For those not familiar with London, and I have to face the fact that I do share a planet with millions of such people, the towers in the distance are the towers of Docklands, and the chair in the foreground is a chair in the foreground.
That part of London is one of my favourite places in the world. The magic of it for me is in the constant contrasts you get between the mundane foreground – industrial estates, chain link fencing, weeds, parked cars, security guard signs, joggers, families on bicycles, pubs, giant rusting machinery like in the last scene of Get Carter (by the sea), and new apartment blocks beyond counting – and the vastness of the distant towers or the distant Dome, which is a wonderful structure even if they have yet to think of anything meaningful to put in it. Because both the towers and the Dome were put there by politicians, rather than being straight commercial bets, there is this constant mismatch between the relatively low key foreground, and the high tech background. These are not objects that thrust up from the seething surface of a city – a city with nowhere else to go except up. They are more like parked spacecraft.
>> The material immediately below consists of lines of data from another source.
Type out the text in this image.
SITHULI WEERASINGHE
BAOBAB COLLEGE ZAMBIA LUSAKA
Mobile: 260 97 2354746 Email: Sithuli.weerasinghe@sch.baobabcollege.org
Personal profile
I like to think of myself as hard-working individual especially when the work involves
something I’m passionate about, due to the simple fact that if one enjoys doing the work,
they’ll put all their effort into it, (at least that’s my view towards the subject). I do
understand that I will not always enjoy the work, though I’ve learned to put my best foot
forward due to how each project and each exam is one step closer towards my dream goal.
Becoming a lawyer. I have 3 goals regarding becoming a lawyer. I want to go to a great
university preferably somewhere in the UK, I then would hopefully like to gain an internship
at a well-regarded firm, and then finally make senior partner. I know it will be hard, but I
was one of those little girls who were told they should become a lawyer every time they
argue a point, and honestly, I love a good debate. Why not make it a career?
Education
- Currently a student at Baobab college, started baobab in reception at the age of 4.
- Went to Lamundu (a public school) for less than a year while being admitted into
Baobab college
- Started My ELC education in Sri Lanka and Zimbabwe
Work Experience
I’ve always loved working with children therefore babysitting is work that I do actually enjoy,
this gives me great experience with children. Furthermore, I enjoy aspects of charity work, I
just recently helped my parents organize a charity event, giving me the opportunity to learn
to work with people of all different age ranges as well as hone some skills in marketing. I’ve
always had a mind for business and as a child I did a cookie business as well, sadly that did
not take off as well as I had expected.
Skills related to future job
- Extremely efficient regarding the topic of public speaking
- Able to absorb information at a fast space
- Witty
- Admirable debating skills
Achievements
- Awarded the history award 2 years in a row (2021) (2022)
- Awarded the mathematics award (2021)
Is that going to be enough chitchat, I wonder? I don’t like it when the picture goes further down than the text.
Well, that is enough text but the problem remains of the gap between the text and the photo. I hoped it would be 10 pixels minimum, but that doesn’t seem to be registering. Until that is sorted, forget about clicking for a bigger picture. A call has gone to my technical staff to get them to put their heads together and sort this out.
Plus, re my liking for that bit of London, I realise I ought to prefer the atmosphere of libertarian type edifices to that of mixed economy edifices like these ones. What next? Preferring Brazilia to Rio de Janeiro? But there you go, that’s how I feel it. At least these towers are a capitalist muddle rather than an identical national socialist matching set, like in Brazilia.
More on the margin thing. In case anyone suggests this as an alternative, I don’t want to stick a margin all around the picture, first because I just don’t, but second, because I also want to be able to put a photo on the left and have text next to it on the right, with the left hand edge of the photo aligning vertically with the main text. I knew you’d be excited.
DONE! It turned out that the answer was to replace “10” with “10px”. As simple as that. As I always say, everything involving computers is easy when you know, and f***ing impossible and f***ing infuriating when you don’t.
By the way, my team of web developers and software engineers have said that they would like to be thanked in person, as well as being paid all the fees I am paying them. They are: Patrick Crozier.